Elder Abuse and Neighbor Disputes. Our population is aging, so it is no surprise that I have handled cases where elder abuse allegations were made because one of the parties was over 70 years old.  Elder abuse allegations add an interesting layer to a neighbor dispute which is already fraught with high emotions.

Boundary Lines and Easements. Many boundary line legal issues arise in the hills of Southern California where you have thousands of homes built on non-conforming, curve-linear lots.  Often people don’t even know the true location of their boundary, especially when their properties include hillsides and ravines.  But a good surveyor can usually sort this out.  If there is a dispute, you will need a good and reliable surveyor.

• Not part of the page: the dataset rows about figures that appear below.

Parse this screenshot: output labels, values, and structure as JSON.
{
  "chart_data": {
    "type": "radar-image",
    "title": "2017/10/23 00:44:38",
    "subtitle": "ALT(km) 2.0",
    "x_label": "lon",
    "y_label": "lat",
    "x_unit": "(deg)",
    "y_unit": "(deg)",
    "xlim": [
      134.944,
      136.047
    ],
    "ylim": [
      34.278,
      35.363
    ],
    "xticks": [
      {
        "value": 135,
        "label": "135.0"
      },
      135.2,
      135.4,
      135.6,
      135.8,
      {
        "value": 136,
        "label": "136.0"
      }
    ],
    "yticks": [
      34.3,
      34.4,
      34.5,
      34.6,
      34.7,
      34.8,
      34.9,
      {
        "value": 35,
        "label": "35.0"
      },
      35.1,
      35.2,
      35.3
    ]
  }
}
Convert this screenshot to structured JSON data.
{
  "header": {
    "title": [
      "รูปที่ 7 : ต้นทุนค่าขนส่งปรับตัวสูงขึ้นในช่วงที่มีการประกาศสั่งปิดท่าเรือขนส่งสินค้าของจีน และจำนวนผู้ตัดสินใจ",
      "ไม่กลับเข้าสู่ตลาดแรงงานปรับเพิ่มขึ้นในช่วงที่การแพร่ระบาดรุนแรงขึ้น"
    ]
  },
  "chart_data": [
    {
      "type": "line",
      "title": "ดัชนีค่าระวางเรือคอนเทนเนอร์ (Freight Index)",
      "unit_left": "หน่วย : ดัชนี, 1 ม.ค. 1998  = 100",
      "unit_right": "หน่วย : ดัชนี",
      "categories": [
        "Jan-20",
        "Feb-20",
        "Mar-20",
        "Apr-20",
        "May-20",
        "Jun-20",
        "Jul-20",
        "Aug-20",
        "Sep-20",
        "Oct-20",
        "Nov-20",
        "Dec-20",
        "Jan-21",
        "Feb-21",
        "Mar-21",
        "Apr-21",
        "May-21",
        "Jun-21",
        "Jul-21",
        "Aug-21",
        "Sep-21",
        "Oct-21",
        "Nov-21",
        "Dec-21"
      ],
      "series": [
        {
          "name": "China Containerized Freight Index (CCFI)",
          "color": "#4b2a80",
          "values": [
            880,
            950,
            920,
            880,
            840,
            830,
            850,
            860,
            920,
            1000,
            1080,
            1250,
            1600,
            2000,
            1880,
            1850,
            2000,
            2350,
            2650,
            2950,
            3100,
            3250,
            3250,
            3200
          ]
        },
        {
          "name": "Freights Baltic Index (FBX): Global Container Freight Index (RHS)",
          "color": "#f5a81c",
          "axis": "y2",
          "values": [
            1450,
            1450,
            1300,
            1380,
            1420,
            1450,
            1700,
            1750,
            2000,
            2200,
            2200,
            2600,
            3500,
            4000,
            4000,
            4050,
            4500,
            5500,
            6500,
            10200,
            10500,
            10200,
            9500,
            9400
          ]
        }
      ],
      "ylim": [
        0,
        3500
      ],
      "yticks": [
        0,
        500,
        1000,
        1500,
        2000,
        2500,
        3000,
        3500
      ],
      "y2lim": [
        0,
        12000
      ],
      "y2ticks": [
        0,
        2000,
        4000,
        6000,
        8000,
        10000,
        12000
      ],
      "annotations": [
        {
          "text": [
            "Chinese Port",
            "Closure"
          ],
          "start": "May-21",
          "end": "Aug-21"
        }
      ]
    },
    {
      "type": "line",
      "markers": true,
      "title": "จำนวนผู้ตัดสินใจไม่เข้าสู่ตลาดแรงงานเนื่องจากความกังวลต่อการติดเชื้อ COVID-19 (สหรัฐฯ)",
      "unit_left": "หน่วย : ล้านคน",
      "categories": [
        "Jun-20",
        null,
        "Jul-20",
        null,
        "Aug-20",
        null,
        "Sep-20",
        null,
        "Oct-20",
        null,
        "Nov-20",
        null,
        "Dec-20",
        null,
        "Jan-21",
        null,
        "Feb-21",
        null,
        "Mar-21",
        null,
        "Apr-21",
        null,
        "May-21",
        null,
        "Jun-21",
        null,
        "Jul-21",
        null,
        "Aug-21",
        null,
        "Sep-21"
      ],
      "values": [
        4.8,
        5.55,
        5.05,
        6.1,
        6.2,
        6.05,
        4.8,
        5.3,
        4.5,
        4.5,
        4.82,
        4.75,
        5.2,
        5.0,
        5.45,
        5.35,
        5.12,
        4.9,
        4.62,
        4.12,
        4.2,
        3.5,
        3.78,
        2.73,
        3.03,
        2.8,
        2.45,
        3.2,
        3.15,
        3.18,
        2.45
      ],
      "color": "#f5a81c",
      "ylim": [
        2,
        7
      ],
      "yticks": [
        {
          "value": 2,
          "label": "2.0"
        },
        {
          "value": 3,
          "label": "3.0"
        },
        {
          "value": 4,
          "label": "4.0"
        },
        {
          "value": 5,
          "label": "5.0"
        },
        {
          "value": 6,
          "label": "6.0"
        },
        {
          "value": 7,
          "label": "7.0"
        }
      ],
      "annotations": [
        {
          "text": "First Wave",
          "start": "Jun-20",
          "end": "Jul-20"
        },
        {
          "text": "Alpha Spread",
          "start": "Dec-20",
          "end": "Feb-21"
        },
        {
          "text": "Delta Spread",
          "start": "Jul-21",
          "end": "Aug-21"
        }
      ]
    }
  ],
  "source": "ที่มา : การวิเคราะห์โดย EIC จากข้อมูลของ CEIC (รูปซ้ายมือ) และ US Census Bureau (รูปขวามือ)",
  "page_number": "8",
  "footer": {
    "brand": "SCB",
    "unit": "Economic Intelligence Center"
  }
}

Diplomacy or Litigation? This is the six-figure question (what it often costs to take a neighbor or boundary line dispute through trial).  My advice to anyone who is involved in a neighbor dispute is this:  diplomacy, diplomacy, diplomacy.  Exercise it whenever possible.  Try to control your emotions (I know it is difficult).  Hire a lawyer to write a letter and to help you deescalate the conflict.  Consider that litigation is time and energy consuming, expensive and nowadays could take years to resolve.  Sometimes you need to turn the other cheek.  If that idea is unacceptable, then find an experienced litigation attorney who can help you put up a good fight.